If you want to win at Monopoly, buy all four railroads, assuring a constant cash flow. Cornering the market on the freight and transportation industries (sailing vessels, steamboats, and railroads) was the strategy of notorious capitalist Cornelius Vanderbilt, who amassed the second-greatest fortune in American history. Born on Staten Island to a family of limited means during the administration of George Washington, he died in 1877, two months before the inauguration of Rutherford B. Hayes. Vanderbilt lived through the Louisiana Purchase and influenced the California Gold Rush, ultimately accumulating $105 million in assets, estimated in 2005 to approximate roughly three times Bill Gates’s net worth. Moreover, the 19th-century tycoon’s investments and economic machinations would radicalize mercantilism as well as the stock market.

Acclaimed biographer and Hudson Valley historian Edward J. Renehan Jr.’s Commodore (a title indicating mastery of nautical matters as well as of would-be competitors) is an obsessively researched portrait of a ruthless business operator (on his deathbed, Vanderbilt pronounced himself “insane” on the subject of “money-making”), an overbearing yet distant family man, a notorious penny-pincher, and a coarse anti-sophisticate. One of only four Vanderbilt biographies to date, and the first since 1942, Renehan’s book prominently features the Hudson River and surrounding environs, from which Vanderbilt launched his remarkable career.

A gifted horseman who would later cofound the racetrack at Saratoga, the young Cornelius also “displayed a natural talent for water-borne activities.” At age 16, he purchased and operated his first small vessel, an open-boat periauger, ferrying produce and passengers between Staten Island and Manhattan. Coming of age alongside the New York Stock Exchange and other powerful financial institutions, Vanderbilt established a lifelong principle, applicable to banking as well as to personal morality: “Everything was negotiable. Everything.
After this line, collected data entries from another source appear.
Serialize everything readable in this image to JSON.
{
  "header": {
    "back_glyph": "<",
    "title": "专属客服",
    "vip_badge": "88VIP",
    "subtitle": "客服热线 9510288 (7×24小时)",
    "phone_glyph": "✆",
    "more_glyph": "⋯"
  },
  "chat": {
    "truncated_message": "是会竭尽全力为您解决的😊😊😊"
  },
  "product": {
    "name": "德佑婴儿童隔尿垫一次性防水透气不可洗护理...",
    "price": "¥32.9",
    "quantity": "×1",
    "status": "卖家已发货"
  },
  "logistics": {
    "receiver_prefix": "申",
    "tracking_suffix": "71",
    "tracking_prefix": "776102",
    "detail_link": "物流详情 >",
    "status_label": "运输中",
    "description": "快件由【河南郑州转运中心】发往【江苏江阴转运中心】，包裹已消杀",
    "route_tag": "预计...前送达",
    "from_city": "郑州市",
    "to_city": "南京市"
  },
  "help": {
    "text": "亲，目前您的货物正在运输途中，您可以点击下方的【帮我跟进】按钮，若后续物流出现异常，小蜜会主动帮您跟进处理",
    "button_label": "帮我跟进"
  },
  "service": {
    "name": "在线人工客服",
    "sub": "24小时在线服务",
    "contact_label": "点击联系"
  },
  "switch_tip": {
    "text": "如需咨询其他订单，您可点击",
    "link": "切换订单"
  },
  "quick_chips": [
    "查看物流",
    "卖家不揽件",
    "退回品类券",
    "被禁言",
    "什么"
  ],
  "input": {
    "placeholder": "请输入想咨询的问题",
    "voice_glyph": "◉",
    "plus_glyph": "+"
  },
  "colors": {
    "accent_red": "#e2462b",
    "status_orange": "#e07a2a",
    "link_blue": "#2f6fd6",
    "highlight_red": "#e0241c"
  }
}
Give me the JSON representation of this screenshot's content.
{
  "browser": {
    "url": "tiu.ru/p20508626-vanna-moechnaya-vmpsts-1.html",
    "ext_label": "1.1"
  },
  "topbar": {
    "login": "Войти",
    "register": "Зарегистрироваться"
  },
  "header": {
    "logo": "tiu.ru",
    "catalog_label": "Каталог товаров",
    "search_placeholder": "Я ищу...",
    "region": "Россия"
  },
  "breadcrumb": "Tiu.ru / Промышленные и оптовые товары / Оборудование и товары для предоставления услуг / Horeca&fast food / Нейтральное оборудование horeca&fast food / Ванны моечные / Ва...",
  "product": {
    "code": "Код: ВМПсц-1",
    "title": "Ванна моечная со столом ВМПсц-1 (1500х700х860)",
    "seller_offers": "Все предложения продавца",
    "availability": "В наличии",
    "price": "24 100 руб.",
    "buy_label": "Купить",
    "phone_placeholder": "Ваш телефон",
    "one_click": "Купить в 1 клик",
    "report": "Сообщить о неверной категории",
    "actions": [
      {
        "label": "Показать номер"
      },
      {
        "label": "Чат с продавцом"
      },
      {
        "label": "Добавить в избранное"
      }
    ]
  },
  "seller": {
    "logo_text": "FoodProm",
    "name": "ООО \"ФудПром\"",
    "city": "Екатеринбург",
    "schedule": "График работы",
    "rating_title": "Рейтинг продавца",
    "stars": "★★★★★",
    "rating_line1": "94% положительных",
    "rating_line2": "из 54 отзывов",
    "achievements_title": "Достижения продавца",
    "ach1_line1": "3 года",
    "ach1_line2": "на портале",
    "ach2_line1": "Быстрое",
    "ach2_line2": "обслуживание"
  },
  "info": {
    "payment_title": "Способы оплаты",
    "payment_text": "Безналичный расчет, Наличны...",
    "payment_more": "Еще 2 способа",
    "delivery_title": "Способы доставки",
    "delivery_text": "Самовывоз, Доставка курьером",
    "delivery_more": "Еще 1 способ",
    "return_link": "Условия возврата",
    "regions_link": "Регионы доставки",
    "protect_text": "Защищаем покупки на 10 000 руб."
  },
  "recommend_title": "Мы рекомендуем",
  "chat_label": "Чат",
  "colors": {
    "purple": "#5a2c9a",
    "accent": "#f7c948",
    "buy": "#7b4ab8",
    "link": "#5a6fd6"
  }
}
Always.” Married by 1813 to cousin-once-removed Sophia Hand, with whom he produced 14 children, Vanderbilt was a stern husband and father, demanding household thriftiness and docility in equal measures; he was also a lifelong frequenter of prostitutes.

Detailing the magnate’s rise to power, Commodore studiously describes the acquisition, building, and sale of dozens of Vanderbilt river- and oceangoing passenger-ferry and commerce boats. The minutiae of licensing and legal battles related to his assault on steamship monopolies and trade is likewise explored. When American counterparts attempted to cheat Vanderbilt in his dealings with Nicaraguan authorities to secure access to western waterways, he famously issued the swindlers a public warning in the New York dailies: “I won’t sue you, for the law is too slow. I’ll ruin you.” He did.

Vanderbilt’s forays into transatlantic service and investments in the country’s railroad system take up the final movement of the book. Highlights include an intimate account (culled from an eyewitness chronicle) of the Vanderbilt clan’s 1850s European tour aboard the Commodore’s palatial, custom-built yacht, the North Star. Renehan likewise titillates in describing Vanderbilt’s syphilis-induced decline into dementia during his final decade, when he succumbed to the wily Woodhull sisters, whom he financed as Wall Street’s first female stockbrokers, and assisted in publishing the first American edition of Karl Marx’s The Communist Manifesto. (It remains uncertain whether “erotic inspiration” or the ubercapitalist’s illness resulted in this supreme irony.)
Though his great wealth was destined to dissipate “through numerous generations of redistribution,” as a final gesture, instigated by his second wife, the Commodore established Vanderbilt University. Renehan absorbingly traces this fascinating endower’s start from the gate and his race to the finish line.